Rethinking Scientific Modeling: Toward Physically Consistent and Simulation-Executable Programmatic Generation
Researchers propose a framework for generating physically consistent structural engineering code using large language models, introducing CivilInstruct dataset and MBEval benchmark to reduce hallucinations and ensure simulation-ready outputs. The approach combines domain knowledge, constraint-oriented alignment, and verification-driven evaluation to overcome current limitations in automated building modeling.
Large language models have shown promise in automating code generation across various domains, yet their application to safety-critical engineering faces significant obstacles. This research addresses a fundamental gap: LLMs frequently produce non-executable or physically inconsistent code when tasked with structural modeling, where precision directly impacts simulation validity and real-world safety. The proposed framework tackles this through three integrated mechanisms—domain knowledge construction that embeds engineering principles, constraint-oriented model alignment that enforces API compliance and specification adherence, and verification-driven evaluation that validates both executability and structural dynamics consistency.
The introduction of CivilInstruct as a domain-specific dataset represents a methodological advance in constraining LLM behavior toward specialized technical domains. Rather than relying on general-purpose models, the researchers employ two-stage fine-tuning to progressively enforce constraint satisfaction, substantially reducing hallucinated outputs that plague existing approaches. MBEval's closed-loop validation methodology establishes measurable benchmarks for physical consistency, moving beyond surface-level code quality metrics.

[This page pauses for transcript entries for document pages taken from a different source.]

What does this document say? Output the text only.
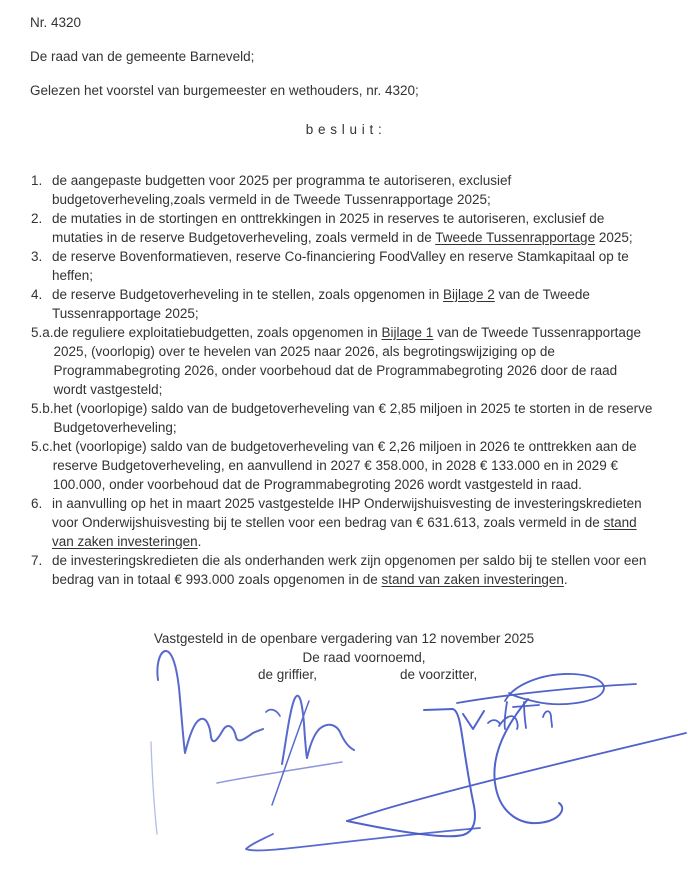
Nr. 4320
De raad van de gemeente Barneveld;
Gelezen het voorstel van burgemeester en wethouders, nr. 4320;
b e s l u i t :
1. de aangepaste budgetten voor 2025 per programma te autoriseren, exclusief budgetoverheveling,zoals vermeld in de Tweede Tussenrapportage 2025;
2. de mutaties in de stortingen en onttrekkingen in 2025 in reserves te autoriseren, exclusief de mutaties in de reserve Budgetoverheveling, zoals vermeld in de Tweede Tussenrapportage 2025;
3. de reserve Bovenformatieven, reserve Co-financiering FoodValley en reserve Stamkapitaal op te heffen;
4. de reserve Budgetoverheveling in te stellen, zoals opgenomen in Bijlage 2 van de Tweede Tussenrapportage 2025;
5.a. de reguliere exploitatiebudgetten, zoals opgenomen in Bijlage 1 van de Tweede Tussenrapportage 2025, (voorlopig) over te hevelen van 2025 naar 2026, als begrotingswijziging op de Programmabegroting 2026, onder voorbehoud dat de Programmabegroting 2026 door de raad wordt vastgesteld;
5.b. het (voorlopige) saldo van de budgetoverheveling van € 2,85 miljoen in 2025 te storten in de reserve Budgetoverheveling;
5.c. het (voorlopige) saldo van de budgetoverheveling van € 2,26 miljoen in 2026 te onttrekken aan de reserve Budgetoverheveling, en aanvullend in 2027 € 358.000, in 2028 € 133.000 en in 2029 € 100.000, onder voorbehoud dat de Programmabegroting 2026 wordt vastgesteld in raad.
6. in aanvulling op het in maart 2025 vastgestelde IHP Onderwijshuisvesting de investeringskredieten voor Onderwijshuisvesting bij te stellen voor een bedrag van € 631.613, zoals vermeld in de stand van zaken investeringen.
7. de investeringskredieten die als onderhanden werk zijn opgenomen per saldo bij te stellen voor een bedrag van in totaal € 993.000 zoals opgenomen in de stand van zaken investeringen.
Vastgesteld in de openbare vergadering van 12 november 2025
De raad voornoemd,
de griffier,	de voorzitter,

This work carries implications for the broader intersection of AI and engineering automation. As infrastructure projects increasingly rely on computational modeling, ensuring that automated code generation produces physically valid simulations becomes critical for adoption. The framework's success in reducing non-conforming outputs could accelerate deployment of AI-assisted modeling tools in civil and structural engineering workflows, lowering costs while maintaining safety standards. The open-source release of code and datasets signals potential for community-driven expansion across other engineering domains requiring similar verification rigor.
- →LLM-generated structural modeling code frequently violates physical constraints and engineering specifications, limiting practical applicability in simulations.

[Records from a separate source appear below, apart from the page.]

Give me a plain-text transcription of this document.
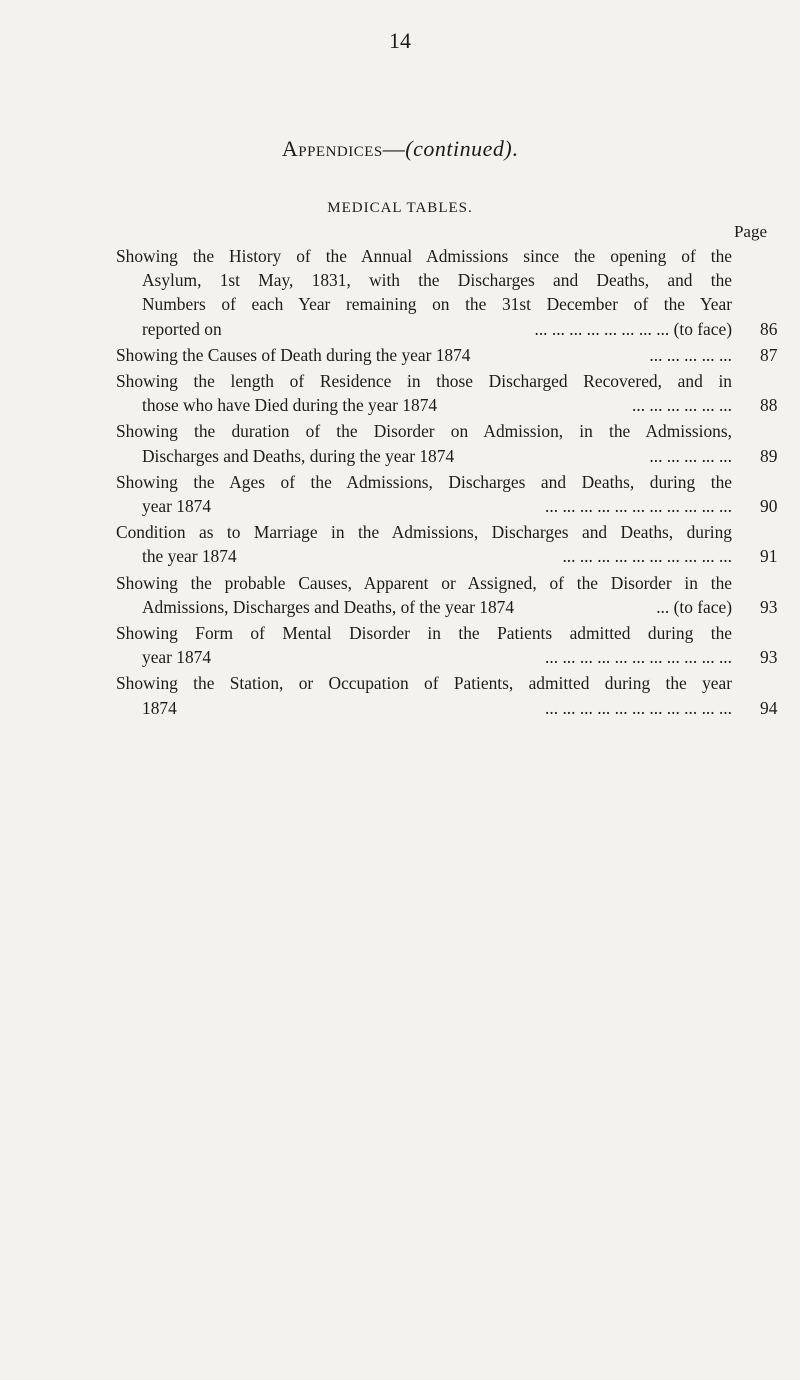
14
Appendices—(continued).
MEDICAL TABLES.
Page
Showing the History of the Annual Admissions since the opening of the
Asylum, 1st May, 1831, with the Discharges and Deaths, and the
Numbers of each Year remaining on the 31st December of the Year
reported on	... ... ... ... ... ... ... ... (to face) 86
Showing the Causes of Death during the year 1874	... ... ... ... ... 87
Showing the length of Residence in those Discharged Recovered, and in
those who have Died during the year 1874	... ... ... ... ... ... 88
Showing the duration of the Disorder on Admission, in the Admissions,
Discharges and Deaths, during the year 1874	... ... ... ... ... 89
Showing the Ages of the Admissions, Discharges and Deaths, during the
year 1874	... ... ... ... ... ... ... ... ... ... ... 90
Condition as to Marriage in the Admissions, Discharges and Deaths, during
the year 1874	... ... ... ... ... ... ... ... ... ... 91
Showing the probable Causes, Apparent or Assigned, of the Disorder in the
Admissions, Discharges and Deaths, of the year 1874	... (to face) 93
Showing Form of Mental Disorder in the Patients admitted during the
year 1874	... ... ... ... ... ... ... ... ... ... ... 93
Showing the Station, or Occupation of Patients, admitted during the year
1874	... ... ... ... ... ... ... ... ... ... ... 94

- →A constraint-oriented fine-tuning strategy combined with domain-specific datasets significantly reduces hallucinated and non-executable outputs.
- →Verification-driven evaluation frameworks are essential for validating AI-generated engineering code in safety-critical applications.
- →The CivilInstruct dataset and MBEval benchmark establish new standards for measuring physical consistency in automated code generation.
- →Open-source release enables broader adoption of physics-consistent AI modeling across civil engineering and related disciplines.